Феофано тоже смеялась.
– Конечно, шучу.
Но шутила она всерьез – пожалуй, серьезнее, чем о чем-либо другом.
Феодора покинула библиотеку, и вскоре вернулась туда со связкой свитков под мышкой. У Феофано заблестели глаза при виде этих работ. Она села за стол и, нахмурив брови, сделала знак, чтобы Феодора отдала ей свои мысли на проверку, – и та сделала это не колеблясь. Саму же гостью Феофано отправила к детям: точно ученицу своей школы, которая изгонялась с глаз наставницы, чтобы не мешать ее гению.
Спустя два часа ее призвали к госпоже. Торопливо идя по коридору, Феодора вдруг встретилась с тем воином, о котором почти забыла, – спартанцем Марком! Ей неожиданно пришло в голову, что этот человек мог догадаться о любовной связи гостьи с хозяйкой; и Феодора остановилась перед ним, залившись краской и опустив руки, точно ждала наказания.
Надо же – она стала философом, осмелела, а совсем не изменилась!..
Марк смотрел на нее, нахмурив черные брови.
– Что-нибудь случилось, госпожа? Тебе нужна помощь?
Феодора открыла рот, и чуть было не спросила: знает ли он, что происходит? Закрыла рот ладонью и поспешила дальше. Но потом опять обернулась – Марк смотрел на нее прямо, как эллин, не боящийся судьбы. Он улыбнулся, когда встретился с ней глазами.
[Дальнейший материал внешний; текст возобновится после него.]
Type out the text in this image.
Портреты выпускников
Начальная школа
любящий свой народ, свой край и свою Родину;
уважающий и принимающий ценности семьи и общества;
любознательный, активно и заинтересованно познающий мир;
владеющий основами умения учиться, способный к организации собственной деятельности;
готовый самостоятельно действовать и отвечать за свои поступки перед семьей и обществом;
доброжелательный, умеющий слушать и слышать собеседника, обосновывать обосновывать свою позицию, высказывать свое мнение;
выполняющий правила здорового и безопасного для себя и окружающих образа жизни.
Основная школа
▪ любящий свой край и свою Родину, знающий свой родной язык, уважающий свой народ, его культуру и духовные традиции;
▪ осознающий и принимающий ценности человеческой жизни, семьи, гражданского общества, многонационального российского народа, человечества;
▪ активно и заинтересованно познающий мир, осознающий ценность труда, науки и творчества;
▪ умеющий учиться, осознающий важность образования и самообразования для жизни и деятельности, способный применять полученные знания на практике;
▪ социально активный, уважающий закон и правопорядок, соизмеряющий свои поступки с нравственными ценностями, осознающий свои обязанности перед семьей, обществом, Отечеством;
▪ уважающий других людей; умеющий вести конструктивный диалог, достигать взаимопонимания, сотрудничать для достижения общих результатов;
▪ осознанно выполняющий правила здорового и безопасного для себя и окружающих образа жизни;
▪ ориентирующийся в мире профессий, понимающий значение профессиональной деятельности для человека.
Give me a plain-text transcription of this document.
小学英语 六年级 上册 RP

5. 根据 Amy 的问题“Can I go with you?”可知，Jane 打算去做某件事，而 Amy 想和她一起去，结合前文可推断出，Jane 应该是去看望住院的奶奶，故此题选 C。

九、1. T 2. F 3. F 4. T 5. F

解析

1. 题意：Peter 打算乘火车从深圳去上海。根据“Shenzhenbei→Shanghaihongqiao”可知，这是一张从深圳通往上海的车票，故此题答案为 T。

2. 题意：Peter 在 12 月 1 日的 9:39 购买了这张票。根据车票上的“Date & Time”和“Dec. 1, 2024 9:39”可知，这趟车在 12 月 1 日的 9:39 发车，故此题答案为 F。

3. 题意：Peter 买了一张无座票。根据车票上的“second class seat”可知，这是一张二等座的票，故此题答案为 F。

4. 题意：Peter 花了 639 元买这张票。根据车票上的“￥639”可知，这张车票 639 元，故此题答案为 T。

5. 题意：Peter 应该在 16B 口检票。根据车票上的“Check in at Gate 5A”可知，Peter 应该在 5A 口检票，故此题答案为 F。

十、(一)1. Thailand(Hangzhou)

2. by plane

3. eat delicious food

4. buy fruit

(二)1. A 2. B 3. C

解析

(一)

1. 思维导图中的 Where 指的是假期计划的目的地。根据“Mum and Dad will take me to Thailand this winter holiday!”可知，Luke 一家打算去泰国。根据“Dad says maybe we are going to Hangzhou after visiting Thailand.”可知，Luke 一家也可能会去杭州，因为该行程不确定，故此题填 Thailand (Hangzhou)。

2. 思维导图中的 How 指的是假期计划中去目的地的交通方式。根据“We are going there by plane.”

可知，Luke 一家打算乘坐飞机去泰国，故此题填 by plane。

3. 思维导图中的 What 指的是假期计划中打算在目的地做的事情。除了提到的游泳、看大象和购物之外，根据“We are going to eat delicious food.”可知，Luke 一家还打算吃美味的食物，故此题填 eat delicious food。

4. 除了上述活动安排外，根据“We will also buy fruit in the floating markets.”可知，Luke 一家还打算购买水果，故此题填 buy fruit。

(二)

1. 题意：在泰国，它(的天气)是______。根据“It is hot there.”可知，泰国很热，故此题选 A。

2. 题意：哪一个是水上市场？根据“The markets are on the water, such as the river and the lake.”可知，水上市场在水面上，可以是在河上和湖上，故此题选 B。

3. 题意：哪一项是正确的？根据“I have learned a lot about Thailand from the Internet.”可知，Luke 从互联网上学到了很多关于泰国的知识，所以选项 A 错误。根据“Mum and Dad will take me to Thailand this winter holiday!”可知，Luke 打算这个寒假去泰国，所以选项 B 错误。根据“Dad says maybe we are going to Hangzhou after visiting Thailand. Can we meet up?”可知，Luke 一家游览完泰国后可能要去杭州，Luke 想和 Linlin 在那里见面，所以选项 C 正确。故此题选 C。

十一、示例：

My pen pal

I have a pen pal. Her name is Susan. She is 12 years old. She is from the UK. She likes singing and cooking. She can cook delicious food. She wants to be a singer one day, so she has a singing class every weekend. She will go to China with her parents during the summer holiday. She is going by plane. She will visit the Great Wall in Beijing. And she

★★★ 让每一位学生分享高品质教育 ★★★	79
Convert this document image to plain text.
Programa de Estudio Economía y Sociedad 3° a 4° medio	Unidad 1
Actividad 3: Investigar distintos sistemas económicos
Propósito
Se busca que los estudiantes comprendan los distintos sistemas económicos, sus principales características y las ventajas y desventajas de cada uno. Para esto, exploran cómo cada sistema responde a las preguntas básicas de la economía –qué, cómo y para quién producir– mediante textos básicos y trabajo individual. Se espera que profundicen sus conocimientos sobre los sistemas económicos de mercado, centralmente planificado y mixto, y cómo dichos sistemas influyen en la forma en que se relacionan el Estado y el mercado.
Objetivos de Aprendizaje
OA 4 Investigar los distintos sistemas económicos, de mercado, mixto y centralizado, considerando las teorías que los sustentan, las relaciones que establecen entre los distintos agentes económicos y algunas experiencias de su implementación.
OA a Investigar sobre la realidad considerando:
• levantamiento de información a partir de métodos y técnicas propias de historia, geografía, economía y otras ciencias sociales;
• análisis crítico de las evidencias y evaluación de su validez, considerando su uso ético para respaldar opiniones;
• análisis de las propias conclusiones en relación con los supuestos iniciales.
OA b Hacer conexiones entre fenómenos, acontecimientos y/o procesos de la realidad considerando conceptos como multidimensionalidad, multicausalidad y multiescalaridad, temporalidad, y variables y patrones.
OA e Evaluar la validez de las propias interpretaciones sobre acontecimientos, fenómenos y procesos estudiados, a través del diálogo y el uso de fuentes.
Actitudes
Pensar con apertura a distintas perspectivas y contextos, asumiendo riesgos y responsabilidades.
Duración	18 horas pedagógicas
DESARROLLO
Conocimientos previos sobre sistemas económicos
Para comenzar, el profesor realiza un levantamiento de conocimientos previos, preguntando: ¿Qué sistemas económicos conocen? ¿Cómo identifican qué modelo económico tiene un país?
Феодора пошла дальше, точно получив благословение. Марк все знал.
В библиотеке Феофано встала ей навстречу, очень оживленная. Она подошла к гостье и пощекотала ее под подбородком гусиным пером.
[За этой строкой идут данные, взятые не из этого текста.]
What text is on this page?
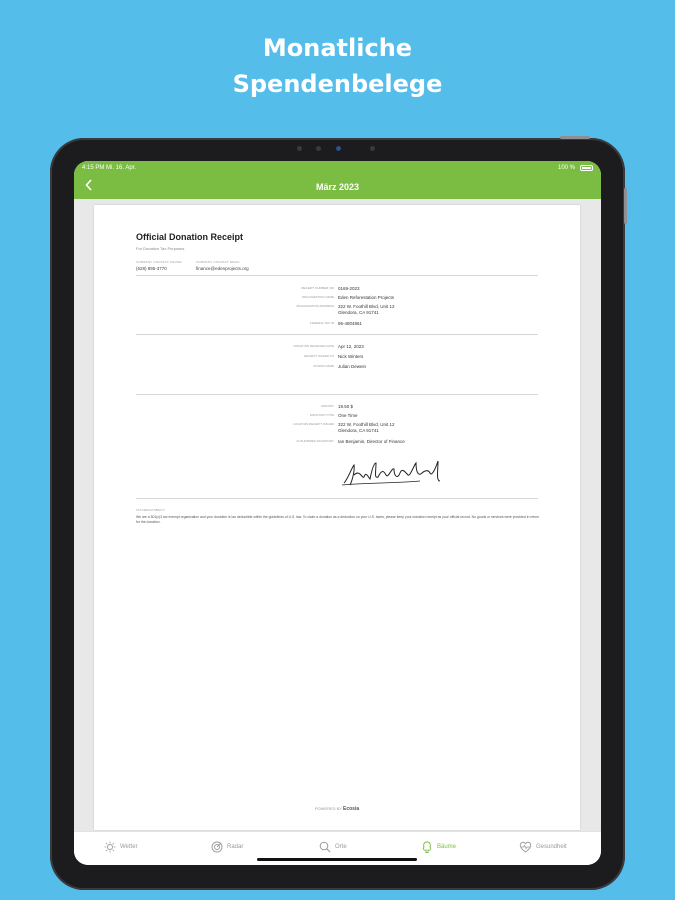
Monatliche
Spendenbelege
4:15 PM Mi. 16. Apr.	100 %
März 2023
Official Donation Receipt
For Donation Tax Purposes
COMPANY CONTACT PHONE
(628) 895-3770
COMPANY CONTACT EMAIL
finance@edenprojects.org
RECEIPT NUMBER (ID) 0169-2023
ORGANIZATION NAME Eden Reforestation Projects
ORGANIZATION ADDRESS 322 W. Foothill Blvd, Unit 12
Glendora, CA 91741
FEDERAL TAX ID 95-4804861
DONATION RECEIVED DATE Apr 12, 2023
RECEIPT ISSUED TO Nick Winters
DONOR NAME Julian Dewein
AMOUNT 19.50 $
DONATION TYPE One Time
LOCATION RECEIPT ISSUED 322 W. Foothill Blvd, Unit 12
Glendora, CA 91741
AUTHORIZED SIGNATORY Ian Benjamin, Director of Finance
TAX DEDUCTIBILITY
We are a 501(c)3 tax exempt organization and your donation is tax deductible within the guidelines of U.S. law. To claim a donation as a deduction on your U.S. taxes, please keep your donation receipt as your official record. No goods or services were provided in return for the donation.
POWERED BY Ecosia
Wetter	Radar	Orte	Bäume	Gesundheit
– Диомед сейчас переписывает твои сочинения, – сказала она, кивнув на невозмутимого грека с черными длинными волосами, перехваченными ремешком, который поскрипывал другим пером за соседним столом. – Перепишет слово в слово – у него не хватит фантазии что-нибудь присочинить…
Феофано засмеялась.
– Знаешь, что я подумала, – вдруг серьезно сказала гостья. – Я читала труды ваших историков – они писали о нас, тавроскифах, и столько приврали! Ведь так много русов воевало с вами, воевало за свою землю и погибало, – Феодора неожиданно задохнулась, со слезами схватилась за голову. – А их слава досталась вашим императорам! Вашим летописцам!
Феофано прищурилась.
– Если ты истинно веруешь, ты не должна сомневаться в Божьем промысле! Так было суждено!
Феодора готова была наброситься на нее – и Феофано почувствовала это: она отвела назад руку, переступила на другую ногу, перенося на нее вес, и гостья поняла, что хозяйка может нешуточно ударить ее. Ударить быстро и умело, как опытный боец: и вышибить из нее дух.
– Ну? – шепотом спросила царица.
Феодора отвела глаза, опустила руки.
– Ничего, – прошептала она, – прости меня.
Феофано засмеялась. Она подошла к Феодоре так быстро и так крепко схватила гостью за плечи, что у той занялся дух. Феофано стиснула свои руки до боли.
– Ты неискренне извиняешься, а побить меня хотела от души, – сказала царица. – За это я тебя люблю больше всего! И я думаю, что каждый в конце концов получит ту славу, которую заслуживает, в глазах людей… и Бога, если ты веришь в это!
Она разжала руки.
– А общая наша слава достанется всем.
Потом склонила голову и толкнула любовницу в бок:
– Надеюсь дожить до того дня, когда смогу хорошенько повалять тебя по полу в гимнастическом зале! И до того дня, когда ты сможешь отвесить мне хотя бы один полноценный удар! Но, конечно, не пока ты кормишь детей.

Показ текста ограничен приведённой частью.